In a conversation of approximately one hour with his former director of the National Economic Council Larry Kudlow, Trump talked about his economic program and attacked President Joe Biden’s global agenda, from the US withdrawal from Afghanistan to Russia’s full-scale invasion of Ukraine and Hamas’ attack on Israel.

The former president explained to his audience that he would consider lowering the corporate tax rate even further from 21%.after cutting it from 35% in 2017, according to one of the attendees.

“I thought he seemed solid, with a business tone and not something else like we sometimes see,” declared an executive who was in the room.

Another CEO who attended said that “it was the same Trump that we have seen and heard hundreds of times, but more subdued.”

Trump’s economic advisor, Stephen Moore, He assured that the former president had emphasized deregulation and the use of tariffs on imports as a “negotiation tactic” with foreign countries. He said Trump would extend his 2017 tax cuts, some of which expire in 2025.

The former president also mentioned his plan to eliminate taxes on tips, and made the audience laugh when he assured that he had spoken with a waitress and golf caddies who liked the idea.

The Business Roundtable, an influential corporate group, invites the two presidential candidates to address its 200 executive members before each US election.

Among those who did not attend the event were Satya Nadella of Microsoft, Larry Fink of BlackRock, Stephen Schwarzman of Blackstone, who has already supported Trump, as well as ExxonMobil’s Darren Woods and KPMG’s Bill Thomas.

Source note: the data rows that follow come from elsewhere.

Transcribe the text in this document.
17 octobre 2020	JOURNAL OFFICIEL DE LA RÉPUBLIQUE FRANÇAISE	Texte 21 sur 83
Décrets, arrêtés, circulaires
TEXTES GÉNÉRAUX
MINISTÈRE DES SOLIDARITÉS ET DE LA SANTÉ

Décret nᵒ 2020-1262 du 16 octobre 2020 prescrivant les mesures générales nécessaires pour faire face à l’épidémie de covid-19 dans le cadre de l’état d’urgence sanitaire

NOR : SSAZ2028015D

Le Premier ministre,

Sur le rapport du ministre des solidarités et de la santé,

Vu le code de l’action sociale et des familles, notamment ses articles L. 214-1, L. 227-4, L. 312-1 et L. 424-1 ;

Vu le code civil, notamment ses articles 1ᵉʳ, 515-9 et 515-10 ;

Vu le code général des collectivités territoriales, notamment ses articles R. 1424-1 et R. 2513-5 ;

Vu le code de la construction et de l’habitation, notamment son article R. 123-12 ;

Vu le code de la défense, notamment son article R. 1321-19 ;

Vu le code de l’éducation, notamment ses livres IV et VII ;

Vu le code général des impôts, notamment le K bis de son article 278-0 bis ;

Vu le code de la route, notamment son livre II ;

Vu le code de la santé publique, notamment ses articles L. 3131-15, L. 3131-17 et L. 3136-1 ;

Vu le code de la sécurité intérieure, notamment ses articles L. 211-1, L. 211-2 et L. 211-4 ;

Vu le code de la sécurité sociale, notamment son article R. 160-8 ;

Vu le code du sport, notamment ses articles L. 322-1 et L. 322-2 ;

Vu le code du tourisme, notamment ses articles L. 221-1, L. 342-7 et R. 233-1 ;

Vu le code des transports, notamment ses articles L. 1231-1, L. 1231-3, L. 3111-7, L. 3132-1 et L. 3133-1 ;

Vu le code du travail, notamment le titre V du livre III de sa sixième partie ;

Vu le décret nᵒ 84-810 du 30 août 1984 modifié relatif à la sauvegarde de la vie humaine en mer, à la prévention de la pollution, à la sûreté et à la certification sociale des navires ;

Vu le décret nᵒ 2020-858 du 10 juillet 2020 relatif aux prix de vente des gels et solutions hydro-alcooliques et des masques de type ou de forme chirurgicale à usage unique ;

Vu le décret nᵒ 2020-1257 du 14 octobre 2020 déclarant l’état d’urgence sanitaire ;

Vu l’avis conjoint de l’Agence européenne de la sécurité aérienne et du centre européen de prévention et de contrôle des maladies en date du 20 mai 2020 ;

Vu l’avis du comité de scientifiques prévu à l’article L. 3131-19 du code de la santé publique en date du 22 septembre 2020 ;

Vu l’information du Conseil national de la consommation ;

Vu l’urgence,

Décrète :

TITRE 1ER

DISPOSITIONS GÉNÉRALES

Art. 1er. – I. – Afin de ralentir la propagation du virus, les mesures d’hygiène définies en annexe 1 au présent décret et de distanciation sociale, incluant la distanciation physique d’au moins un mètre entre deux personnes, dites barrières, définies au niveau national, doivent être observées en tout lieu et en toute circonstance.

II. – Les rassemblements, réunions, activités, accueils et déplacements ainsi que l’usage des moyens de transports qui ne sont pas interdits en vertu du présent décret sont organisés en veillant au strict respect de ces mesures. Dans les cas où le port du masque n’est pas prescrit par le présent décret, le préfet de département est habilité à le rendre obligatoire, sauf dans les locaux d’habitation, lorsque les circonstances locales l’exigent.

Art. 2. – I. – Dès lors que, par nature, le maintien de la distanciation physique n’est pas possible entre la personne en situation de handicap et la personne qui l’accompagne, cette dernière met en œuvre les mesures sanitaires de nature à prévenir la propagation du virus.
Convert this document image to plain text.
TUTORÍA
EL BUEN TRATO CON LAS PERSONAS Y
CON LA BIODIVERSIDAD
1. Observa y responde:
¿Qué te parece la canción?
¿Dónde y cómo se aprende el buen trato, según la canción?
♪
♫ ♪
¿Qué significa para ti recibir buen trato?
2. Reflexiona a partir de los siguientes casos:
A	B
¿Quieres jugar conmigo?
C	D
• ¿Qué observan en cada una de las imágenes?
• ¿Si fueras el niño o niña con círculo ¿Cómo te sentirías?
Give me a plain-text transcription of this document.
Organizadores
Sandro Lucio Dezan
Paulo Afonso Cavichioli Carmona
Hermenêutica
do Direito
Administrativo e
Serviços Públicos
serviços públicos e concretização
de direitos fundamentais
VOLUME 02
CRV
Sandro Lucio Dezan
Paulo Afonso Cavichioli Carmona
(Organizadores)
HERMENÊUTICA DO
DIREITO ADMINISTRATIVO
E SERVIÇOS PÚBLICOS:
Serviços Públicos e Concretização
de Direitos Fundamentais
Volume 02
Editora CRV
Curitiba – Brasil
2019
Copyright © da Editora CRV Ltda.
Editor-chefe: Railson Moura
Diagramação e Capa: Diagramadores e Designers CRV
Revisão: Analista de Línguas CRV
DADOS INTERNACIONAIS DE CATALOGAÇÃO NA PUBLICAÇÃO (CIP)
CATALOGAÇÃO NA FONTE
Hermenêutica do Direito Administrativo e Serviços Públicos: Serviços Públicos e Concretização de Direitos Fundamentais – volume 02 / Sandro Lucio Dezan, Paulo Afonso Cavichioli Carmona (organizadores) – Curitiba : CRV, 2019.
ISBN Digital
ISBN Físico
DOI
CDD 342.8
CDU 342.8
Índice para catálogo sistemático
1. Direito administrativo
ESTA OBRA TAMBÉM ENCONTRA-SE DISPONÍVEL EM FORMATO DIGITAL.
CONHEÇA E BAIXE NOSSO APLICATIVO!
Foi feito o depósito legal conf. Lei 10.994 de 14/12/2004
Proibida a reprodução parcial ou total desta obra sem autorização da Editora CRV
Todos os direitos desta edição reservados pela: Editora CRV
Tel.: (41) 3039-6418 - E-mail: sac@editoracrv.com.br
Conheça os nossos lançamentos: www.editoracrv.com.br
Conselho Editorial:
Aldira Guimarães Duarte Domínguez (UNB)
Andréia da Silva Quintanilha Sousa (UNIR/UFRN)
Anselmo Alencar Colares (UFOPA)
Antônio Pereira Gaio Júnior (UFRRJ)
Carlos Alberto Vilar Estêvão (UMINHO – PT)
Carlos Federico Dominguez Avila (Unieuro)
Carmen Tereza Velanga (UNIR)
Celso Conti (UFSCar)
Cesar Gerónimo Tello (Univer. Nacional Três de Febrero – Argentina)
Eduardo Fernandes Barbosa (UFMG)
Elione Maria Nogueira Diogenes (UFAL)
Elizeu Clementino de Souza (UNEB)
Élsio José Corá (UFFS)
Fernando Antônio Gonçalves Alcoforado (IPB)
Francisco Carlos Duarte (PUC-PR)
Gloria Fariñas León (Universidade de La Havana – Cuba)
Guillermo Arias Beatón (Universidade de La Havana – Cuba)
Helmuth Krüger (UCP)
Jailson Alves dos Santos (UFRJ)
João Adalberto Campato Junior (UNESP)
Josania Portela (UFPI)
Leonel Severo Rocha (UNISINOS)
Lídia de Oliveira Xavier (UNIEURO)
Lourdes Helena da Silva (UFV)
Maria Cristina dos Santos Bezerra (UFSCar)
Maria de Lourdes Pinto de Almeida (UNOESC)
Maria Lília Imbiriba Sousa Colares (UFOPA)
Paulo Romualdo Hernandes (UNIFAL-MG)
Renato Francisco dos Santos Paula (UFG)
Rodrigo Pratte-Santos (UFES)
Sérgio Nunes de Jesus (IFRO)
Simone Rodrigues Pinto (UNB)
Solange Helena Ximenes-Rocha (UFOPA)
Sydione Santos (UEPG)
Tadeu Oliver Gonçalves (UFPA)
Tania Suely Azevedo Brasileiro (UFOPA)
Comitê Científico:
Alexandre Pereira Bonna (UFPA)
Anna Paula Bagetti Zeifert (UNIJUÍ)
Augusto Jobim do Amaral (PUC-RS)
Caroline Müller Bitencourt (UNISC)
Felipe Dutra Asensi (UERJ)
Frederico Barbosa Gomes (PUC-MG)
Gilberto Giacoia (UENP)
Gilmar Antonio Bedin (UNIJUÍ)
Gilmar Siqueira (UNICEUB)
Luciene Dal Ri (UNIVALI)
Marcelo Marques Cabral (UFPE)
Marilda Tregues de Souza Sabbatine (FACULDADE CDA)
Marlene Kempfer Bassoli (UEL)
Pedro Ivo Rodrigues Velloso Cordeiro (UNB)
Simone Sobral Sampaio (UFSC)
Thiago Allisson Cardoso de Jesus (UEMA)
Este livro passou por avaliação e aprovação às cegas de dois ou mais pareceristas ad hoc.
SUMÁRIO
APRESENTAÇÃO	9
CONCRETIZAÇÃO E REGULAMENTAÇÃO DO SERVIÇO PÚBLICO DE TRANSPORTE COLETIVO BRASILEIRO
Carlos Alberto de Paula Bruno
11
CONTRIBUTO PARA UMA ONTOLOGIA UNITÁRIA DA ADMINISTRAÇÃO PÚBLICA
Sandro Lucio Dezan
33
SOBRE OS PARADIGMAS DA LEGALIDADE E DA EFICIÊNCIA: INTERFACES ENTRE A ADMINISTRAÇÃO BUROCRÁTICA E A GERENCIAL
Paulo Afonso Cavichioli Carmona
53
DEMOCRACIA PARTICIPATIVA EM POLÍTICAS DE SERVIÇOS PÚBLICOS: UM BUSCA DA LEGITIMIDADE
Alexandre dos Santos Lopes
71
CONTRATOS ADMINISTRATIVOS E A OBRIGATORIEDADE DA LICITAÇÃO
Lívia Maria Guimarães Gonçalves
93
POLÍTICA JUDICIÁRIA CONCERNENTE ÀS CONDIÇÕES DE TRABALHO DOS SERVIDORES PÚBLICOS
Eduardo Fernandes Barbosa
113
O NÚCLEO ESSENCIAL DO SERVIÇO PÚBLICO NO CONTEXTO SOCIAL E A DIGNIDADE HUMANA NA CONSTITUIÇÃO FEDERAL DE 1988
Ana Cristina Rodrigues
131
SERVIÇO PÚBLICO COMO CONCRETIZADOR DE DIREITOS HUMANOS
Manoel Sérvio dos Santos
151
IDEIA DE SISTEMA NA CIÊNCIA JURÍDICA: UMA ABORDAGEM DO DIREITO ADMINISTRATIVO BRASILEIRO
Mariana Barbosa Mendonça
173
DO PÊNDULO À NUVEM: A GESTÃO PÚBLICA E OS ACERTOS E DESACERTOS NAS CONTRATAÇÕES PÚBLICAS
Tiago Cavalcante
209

Biden’s chief of staff, Jeff Zients, stood in for the president, who is at the G7 summit in Italy, and warned CEOs not to take political stability for granted, according to some people in the room. . Zients praised several executives, including Apple’s Cook.

Outside the headquarters of the Business Round Table, a mobile ad paid for by the Democratic Party, airing footage of Trump’s recent fraud conviction in New York and the January 6, 2021 attack on the US Capitol by his supporters.

Although American companies have enjoyed record profits under Biden, many business leaders are wary of some of the president’s budget proposals, such as raising taxes on wealthy individuals and corporations, as well as capital gains and stock buybacks. .

In recent weeks, Trump has gained increasing support among Wall Street bosses, and hedge fund executives like Bill Ackman have declared that they are likely to support him in this year’s race for the White House.

Many business leaders are skeptical of both Biden and Trump. A member of the Business Roundtable told Financial Times that “we are facing the most disastrous combination of presidential candidates in American history.”

“Regardless of whether Trump or Biden wins in November, I think we are in a period of greater regulatory scrutiny.. When everything is said and done, we will play the game,” added a financial director of a company who attended the event.

© The Financial Times Limited [2024]. All rights reserved. FT and Financial Times are registered trademarks of Financial Times Limited. Redistribution, copying or modification is prohibited. EXPANSIÓN is solely responsible for this translation and Financial Times Limited is not responsible for its accuracy.